Two-and-a-half years later you write this song called Alaska for your end-of-semester project, inspired by that hike. And you’re told you’ll be presenting it to a special guest at music school. Did none of you have any idea who it was going to be?
We really didn’t know. We knew there was going to be a special guest but we had special guests at school all the time. It wasn’t an abnormal thing to have artists or A&R people or heads of record labels. It could have been anyone.
How did you react when you saw it was Pharrell Williams?
I remember just thinking, “Oh gosh, it’s my turn to present today!” I also remember thinking, “He’s got perfect skin.”
If you’d known Pharrell was going to be there, do you think you would have presented something different?

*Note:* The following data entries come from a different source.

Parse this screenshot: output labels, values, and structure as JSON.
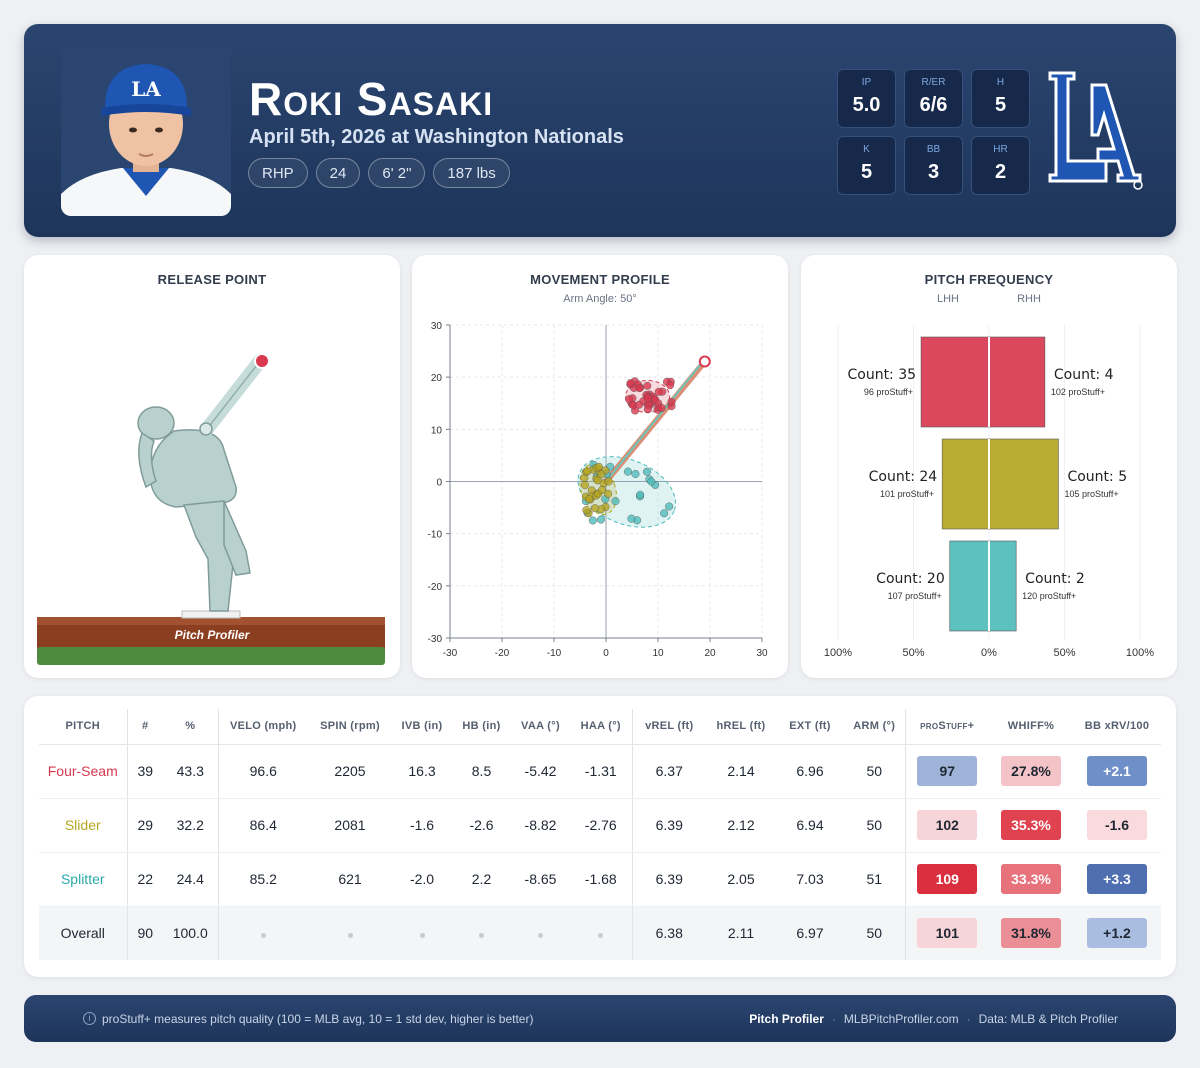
{
  "player": {
    "name": "Roki Sasaki",
    "subtitle": "April 5th, 2026 at Washington Nationals",
    "pills": [
      "RHP",
      "24",
      "6' 2\"",
      "187 lbs"
    ]
  },
  "game_stats": [
    {
      "label": "IP",
      "value": "5.0"
    },
    {
      "label": "R/ER",
      "value": "6/6"
    },
    {
      "label": "H",
      "value": "5"
    },
    {
      "label": "K",
      "value": "5"
    },
    {
      "label": "BB",
      "value": "3"
    },
    {
      "label": "HR",
      "value": "2"
    }
  ],
  "team_logo": "dodgers-la-logo",
  "colors": {
    "four_seam": "#d9384f",
    "slider": "#b5a622",
    "splitter": "#4fbcba",
    "header": "#223b62"
  },
  "release_point": {
    "title": "RELEASE POINT",
    "mound_brand": "Pitch Profiler"
  },
  "movement_profile": {
    "title": "MOVEMENT PROFILE",
    "subtitle": "Arm Angle: 50°",
    "x_ticks": [
      "-30",
      "-20",
      "-10",
      "0",
      "10",
      "20",
      "30"
    ],
    "y_ticks": [
      "30",
      "20",
      "10",
      "0",
      "-10",
      "-20",
      "-30"
    ],
    "xlim": [
      -30,
      30
    ],
    "ylim": [
      -30,
      30
    ],
    "arm_angle_line": {
      "from": [
        0,
        0
      ],
      "to": [
        19,
        23
      ]
    }
  },
  "pitch_frequency": {
    "title": "PITCH FREQUENCY",
    "left_label": "LHH",
    "right_label": "RHH",
    "axis_ticks": [
      "100%",
      "50%",
      "0%",
      "50%",
      "100%"
    ],
    "rows": [
      {
        "pitch": "Four-Seam",
        "color": "#d9384f",
        "lhh_pct": 0.45,
        "rhh_pct": 0.37,
        "lhh_count": "Count: 35",
        "lhh_stuff": "96 proStuff+",
        "rhh_count": "Count: 4",
        "rhh_stuff": "102 proStuff+"
      },
      {
        "pitch": "Slider",
        "color": "#b5a622",
        "lhh_pct": 0.31,
        "rhh_pct": 0.46,
        "lhh_count": "Count: 24",
        "lhh_stuff": "101 proStuff+",
        "rhh_count": "Count: 5",
        "rhh_stuff": "105 proStuff+"
      },
      {
        "pitch": "Splitter",
        "color": "#4fbcba",
        "lhh_pct": 0.26,
        "rhh_pct": 0.18,
        "lhh_count": "Count: 20",
        "lhh_stuff": "107 proStuff+",
        "rhh_count": "Count: 2",
        "rhh_stuff": "120 proStuff+"
      }
    ]
  },
  "table": {
    "headers": [
      "PITCH",
      "#",
      "%",
      "VELO (mph)",
      "SPIN (rpm)",
      "IVB (in)",
      "HB (in)",
      "VAA (°)",
      "HAA (°)",
      "vREL (ft)",
      "hREL (ft)",
      "EXT (ft)",
      "ARM (°)",
      "proStuff+",
      "WHIFF%",
      "BB xRV/100"
    ],
    "rows": [
      {
        "pitch": "Four-Seam",
        "color": "#d9384f",
        "n": "39",
        "pct": "43.3",
        "velo": "96.6",
        "spin": "2205",
        "ivb": "16.3",
        "hb": "8.5",
        "vaa": "-5.42",
        "haa": "-1.31",
        "vrel": "6.37",
        "hrel": "2.14",
        "ext": "6.96",
        "arm": "50",
        "stuff": "97",
        "stuff_bg": "#9fb3d9",
        "whiff": "27.8%",
        "whiff_bg": "#f4c3c8",
        "xrv": "+2.1",
        "xrv_bg": "#6f8fc8",
        "xrv_fg": "#ffffff"
      },
      {
        "pitch": "Slider",
        "color": "#b5a622",
        "n": "29",
        "pct": "32.2",
        "velo": "86.4",
        "spin": "2081",
        "ivb": "-1.6",
        "hb": "-2.6",
        "vaa": "-8.82",
        "haa": "-2.76",
        "vrel": "6.39",
        "hrel": "2.12",
        "ext": "6.94",
        "arm": "50",
        "stuff": "102",
        "stuff_bg": "#f7d4d7",
        "whiff": "35.3%",
        "whiff_bg": "#e0424f",
        "xrv": "-1.6",
        "xrv_bg": "#fadadd",
        "xrv_fg": "#1f2733"
      },
      {
        "pitch": "Splitter",
        "color": "#2aa6a9",
        "n": "22",
        "pct": "24.4",
        "velo": "85.2",
        "spin": "621",
        "ivb": "-2.0",
        "hb": "2.2",
        "vaa": "-8.65",
        "haa": "-1.68",
        "vrel": "6.39",
        "hrel": "2.05",
        "ext": "7.03",
        "arm": "51",
        "stuff": "109",
        "stuff_bg": "#d92f3e",
        "whiff": "33.3%",
        "whiff_bg": "#e8727b",
        "xrv": "+3.3",
        "xrv_bg": "#4f6fb0",
        "xrv_fg": "#ffffff"
      }
    ],
    "overall": {
      "pitch": "Overall",
      "n": "90",
      "pct": "100.0",
      "vrel": "6.38",
      "hrel": "2.11",
      "ext": "6.97",
      "arm": "50",
      "stuff": "101",
      "stuff_bg": "#f7d4d7",
      "whiff": "31.8%",
      "whiff_bg": "#ea8f96",
      "xrv": "+1.2",
      "xrv_bg": "#a9bde0",
      "xrv_fg": "#1f2733"
    }
  },
  "footer": {
    "info_icon": "info-icon",
    "note": "proStuff+ measures pitch quality (100 = MLB avg, 10 = 1 std dev, higher is better)",
    "brand": "Pitch Profiler",
    "site": "MLBPitchProfiler.com",
    "source": "Data: MLB & Pitch Profiler"
  }
}
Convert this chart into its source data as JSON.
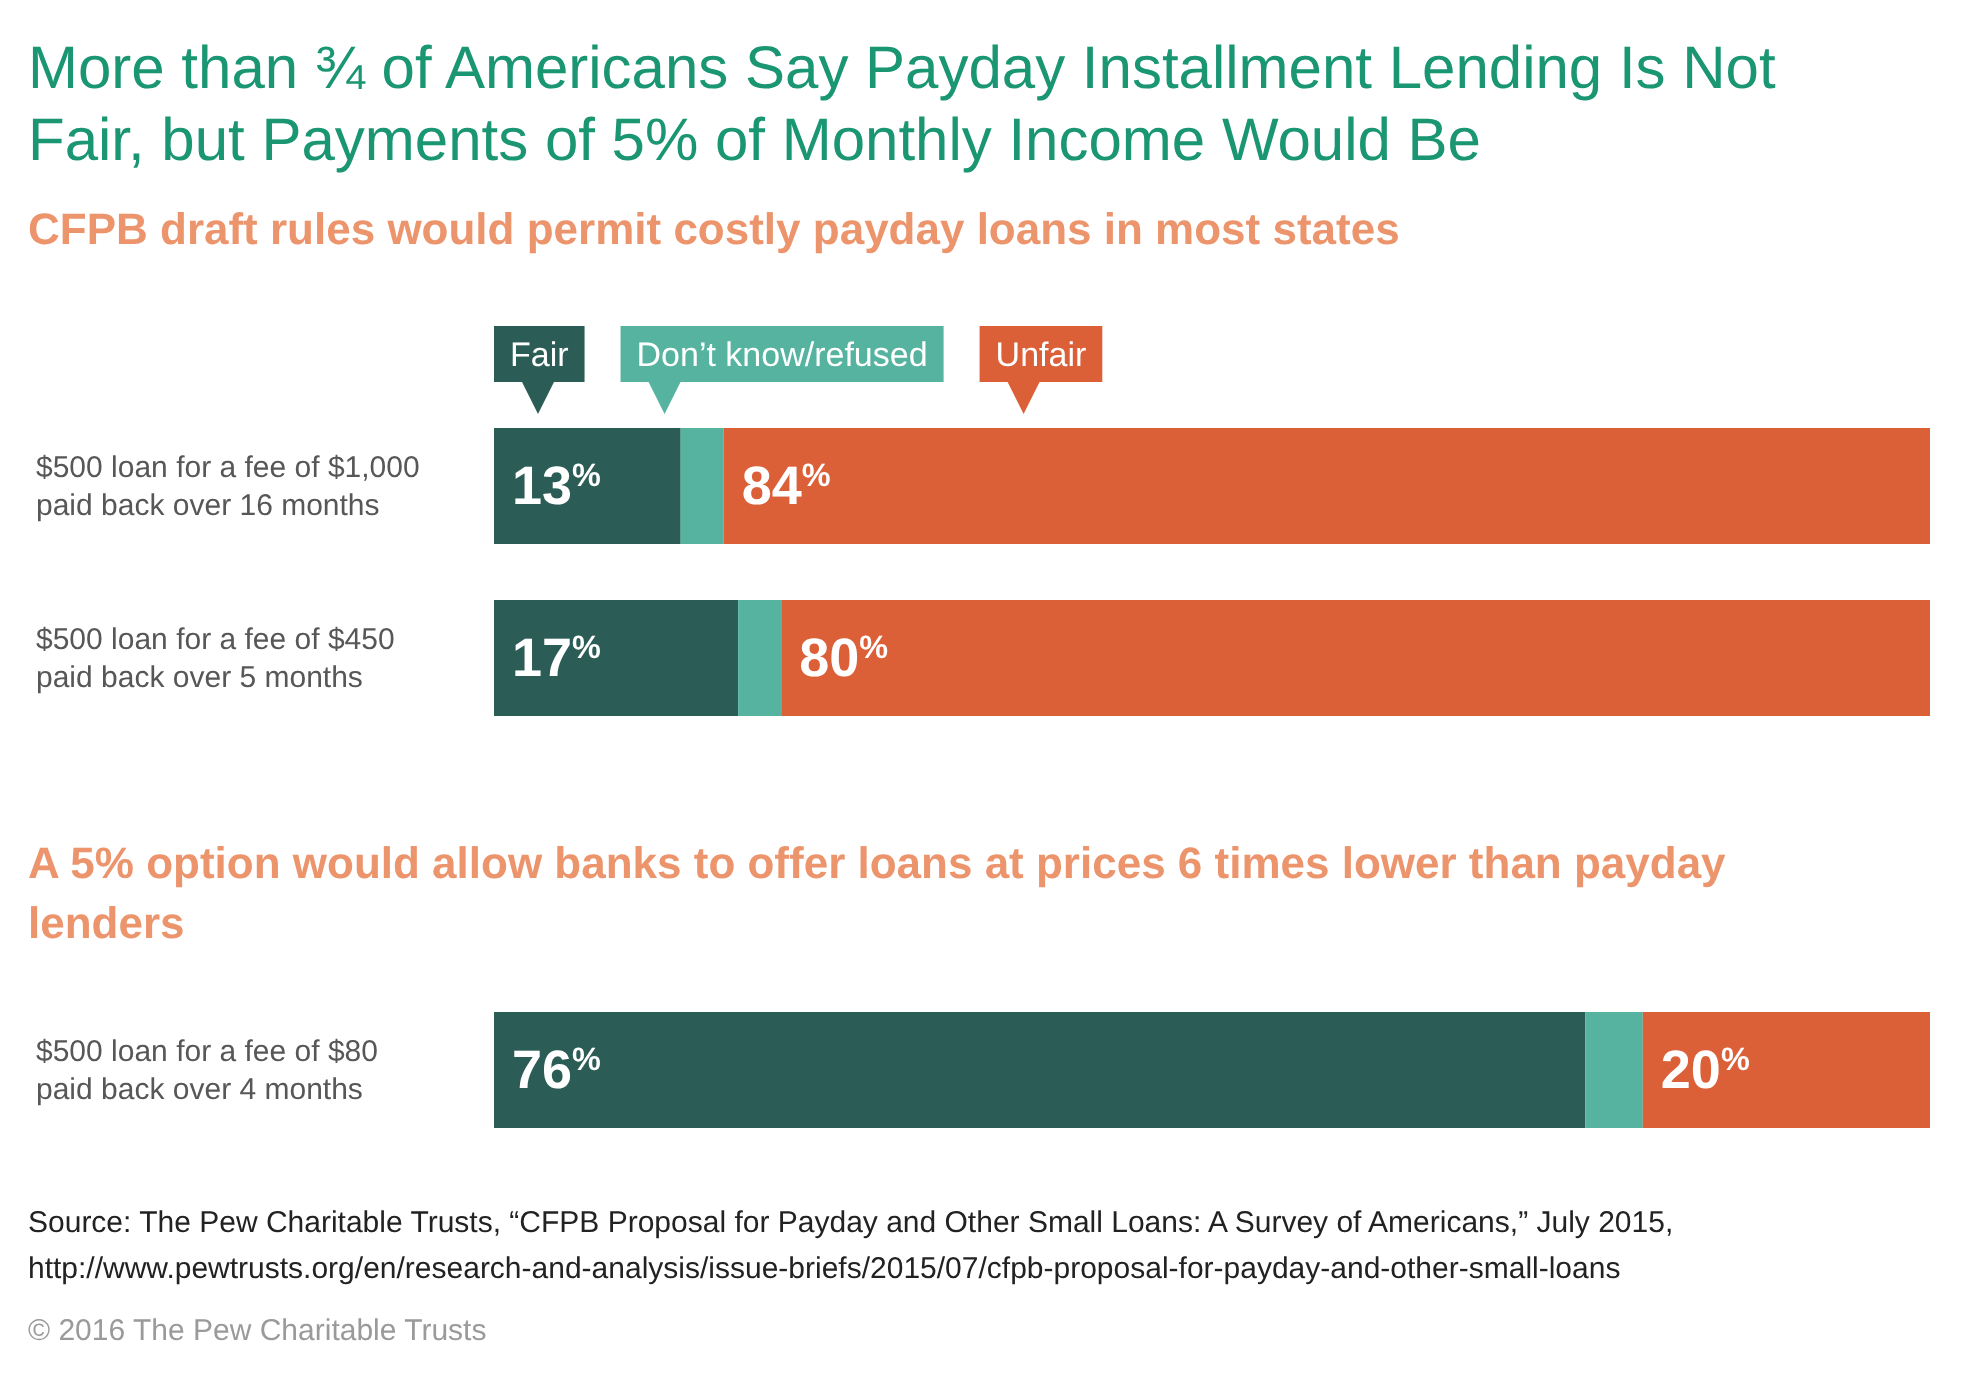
{
  "chart_data": [
    {
      "type": "bar",
      "orientation": "horizontal",
      "stacked": true,
      "title": "More than ¾ of Americans Say Payday Installment Lending Is Not Fair, but Payments of 5% of Monthly Income Would Be",
      "subtitle": "CFPB draft rules would permit costly payday loans in most states",
      "categories": [
        "$500 loan for a fee of $1,000 paid back over 16 months",
        "$500 loan for a fee of $450 paid back over 5 months"
      ],
      "series": [
        {
          "name": "Fair",
          "color": "#2b5c55",
          "values": [
            13,
            17
          ],
          "value_labels": [
            "13$^{%}$",
            "17$^{%}$"
          ]
        },
        {
          "name": "Don’t know/refused",
          "color": "#56b3a0",
          "values": [
            3,
            3
          ],
          "value_labels": [
            null,
            null
          ]
        },
        {
          "name": "Unfair",
          "color": "#db5f37",
          "values": [
            84,
            80
          ],
          "value_labels": [
            "84$^{%}$",
            "80$^{%}$"
          ]
        }
      ],
      "xlim": [
        0,
        100
      ],
      "tick_labels": "y",
      "legend": "top left"
    },
    {
      "type": "bar",
      "orientation": "horizontal",
      "stacked": true,
      "subtitle": "A 5% option would allow banks to offer loans at prices 6 times lower than payday lenders",
      "categories": [
        "$500 loan for a fee of $80 paid back over 4 months"
      ],
      "series": [
        {
          "color": "#2b5c55",
          "values": [
            76
          ],
          "value_labels": [
            "76$^{%}$"
          ]
        },
        {
          "color": "#56b3a0",
          "values": [
            4
          ],
          "value_labels": [
            null
          ]
        },
        {
          "color": "#db5f37",
          "values": [
            20
          ],
          "value_labels": [
            "20$^{%}$"
          ]
        }
      ],
      "xlim": [
        0,
        100
      ],
      "tick_labels": "y",
      "annotations": [
        "Source: The Pew Charitable Trusts, “CFPB Proposal for Payday and Other Small Loans: A Survey of Americans,” July 2015, http://www.pewtrusts.org/en/research-and-analysis/issue-briefs/2015/07/cfpb-proposal-for-payday-and-other-small-loans",
        "© 2016 The Pew Charitable Trusts"
      ]
    }
  ]
}
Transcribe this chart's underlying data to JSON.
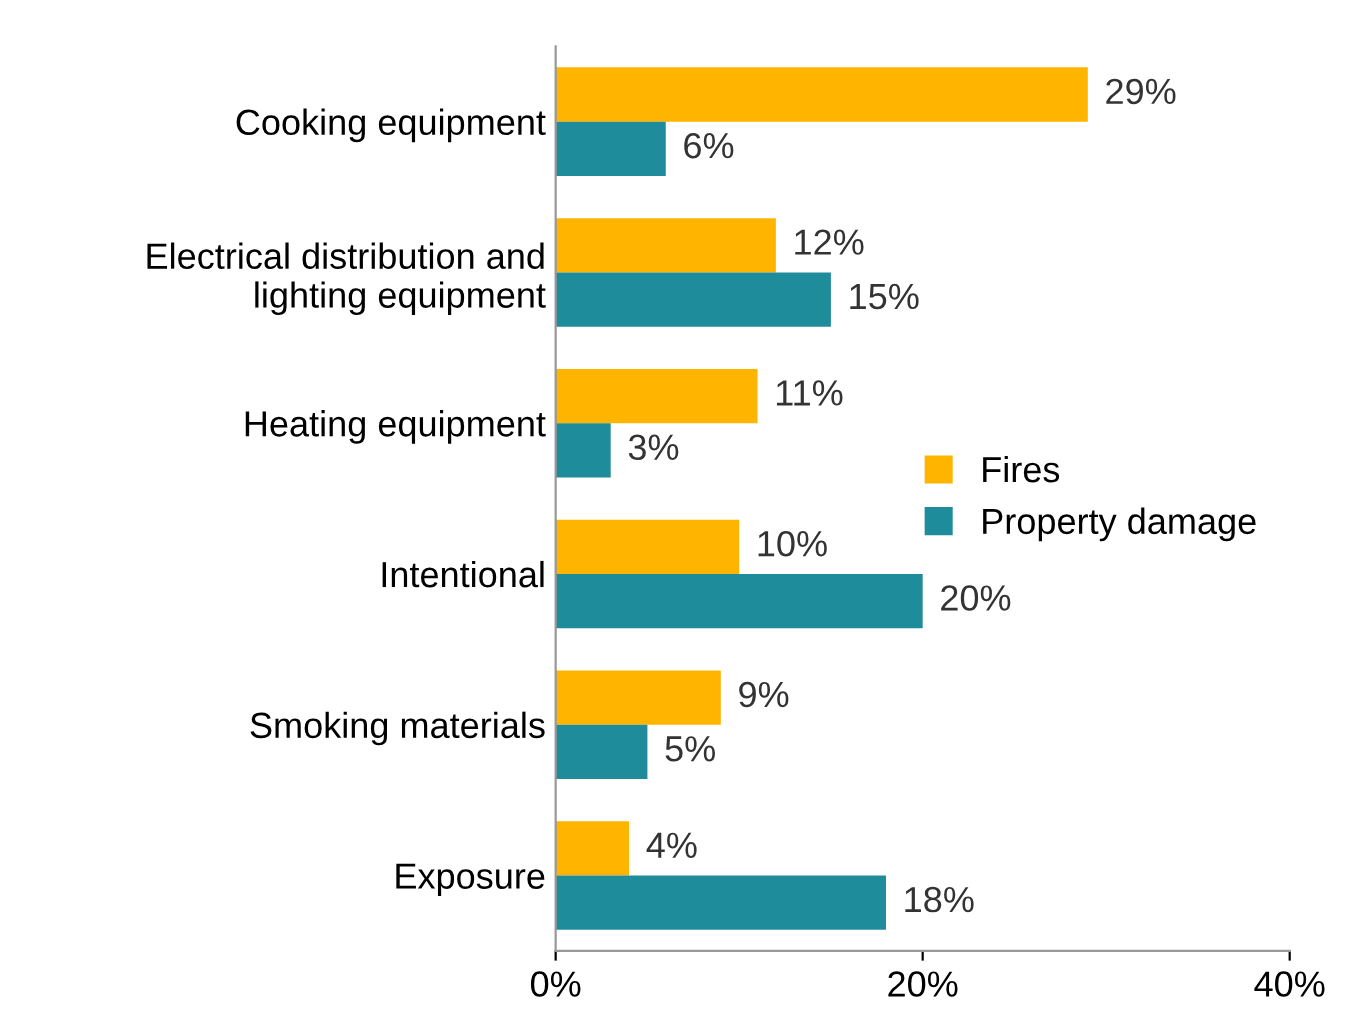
{
  "chart_data": {
    "type": "bar",
    "orientation": "horizontal",
    "categories": [
      "Cooking equipment",
      "Electrical distribution and\nlighting equipment",
      "Heating equipment",
      "Intentional",
      "Smoking materials",
      "Exposure"
    ],
    "series": [
      {
        "name": "Fires",
        "color": "#ffb400",
        "values": [
          29,
          12,
          11,
          10,
          9,
          4
        ],
        "value_labels": [
          "29%",
          "12%",
          "11%",
          "10%",
          "9%",
          "4%"
        ]
      },
      {
        "name": "Property damage",
        "color": "#1f8c9c",
        "values": [
          6,
          15,
          3,
          20,
          5,
          18
        ],
        "value_labels": [
          "6%",
          "15%",
          "3%",
          "20%",
          "5%",
          "18%"
        ]
      }
    ],
    "xlim": [
      0,
      40
    ],
    "xticks": [
      {
        "value": 0,
        "label": "0%"
      },
      {
        "value": 20,
        "label": "20%"
      },
      {
        "value": 40,
        "label": "40%"
      }
    ],
    "legend": "center right",
    "grid": false
  }
}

No. This is the crazy part if this story. I didn’t have anything else. It was my day to present because my teachers were like “We’re worried Maggie, because it’s the end of semester and you’ve been struggling with writer’s block”. It was a thesis-level production class. The song was the first one I had made in two-and-a-half years and it was a week old and it wasn’t even finished. There’s no way I could show anything else because I didn’t have anything else to show.
Did it really take 15 minutes to write?
Yeah, but that’s how I always write. So many songs on my record happened in ten minutes. I don’t write very often but when I do I always know what I have to say. Now musicians who are just starting out ask me, “How will I know what my sound is?” I say, “You are your sound. If it comes from you, it is you. It’s that simple.”
So a couple of years on from being that wide-eyed girl sitting next to Pharrell, people are now coming up to you and asking for advice?
It’s crazy, isn’t it? Because I mostly have no idea what I’m doing. That’s what I tell people: “The secret is that I’m winging it.”